L’urgence d’une conscience économique nationale

Pour l’Afrique notamment, le défi est immense mais pas insurmontable. Il s’agit désormais de bâtir une conscience économique nationale, voire continentale. Cela implique de penser l’économie comme levier de transformation politique, sociale et diplomatique. Cela passe par une meilleure gouvernance des ressources naturelles, un contrôle accru sur les chaînes de valeur, une protection intelligente des industries locales, et surtout, une volonté politique de rupture avec les modèles extractivistes hérités de la colonisation.

L’éducation économique, la formation technique, le soutien à l’entrepreneuriat local, l’investissement dans la recherche et l’innovation sont les pierres angulaires d’une montée en puissance. Les États africains ne doivent plus être de simples fournisseurs de matières premières, mais devenir les architectes de leur avenir industriel. Le tout, sans attendre un feu vert de l’extérieur.

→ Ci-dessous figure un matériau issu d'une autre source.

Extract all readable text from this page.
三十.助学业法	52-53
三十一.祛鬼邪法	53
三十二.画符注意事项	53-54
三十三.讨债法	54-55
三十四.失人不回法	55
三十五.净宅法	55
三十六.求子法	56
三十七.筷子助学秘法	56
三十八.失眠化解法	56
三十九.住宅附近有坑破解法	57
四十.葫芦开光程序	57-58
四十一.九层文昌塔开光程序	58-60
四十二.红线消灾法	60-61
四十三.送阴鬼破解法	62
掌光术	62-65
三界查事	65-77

Conclusion – S’adapter ou disparaître

La déclaration d’Ahoua Don Mello est un appel à la lucidité. Dans un monde devenu arène, où l’économie a remplacé les armées comme outil principal de domination, chaque pays doit choisir : s’adapter, comprendre les règles du jeu et se battre pour ses intérêts, ou subir, attendre, espérer, et se faire marginaliser. Le monde multipolaire n’est ni une promesse ni une menace, il est un état de fait. À chaque nation de décider si elle veut être un pion ou un joueur.

Dans cette guerre économique où tous les coups sont permis, la meilleure défense reste une stratégie offensive, articulée autour d’un projet économique souverain, inclusif et ambitieux. Le poids politique ne s’improvise pas : il se construit au prix d’efforts collectifs, de réformes courageuses et d’une vision assumée de la grandeur.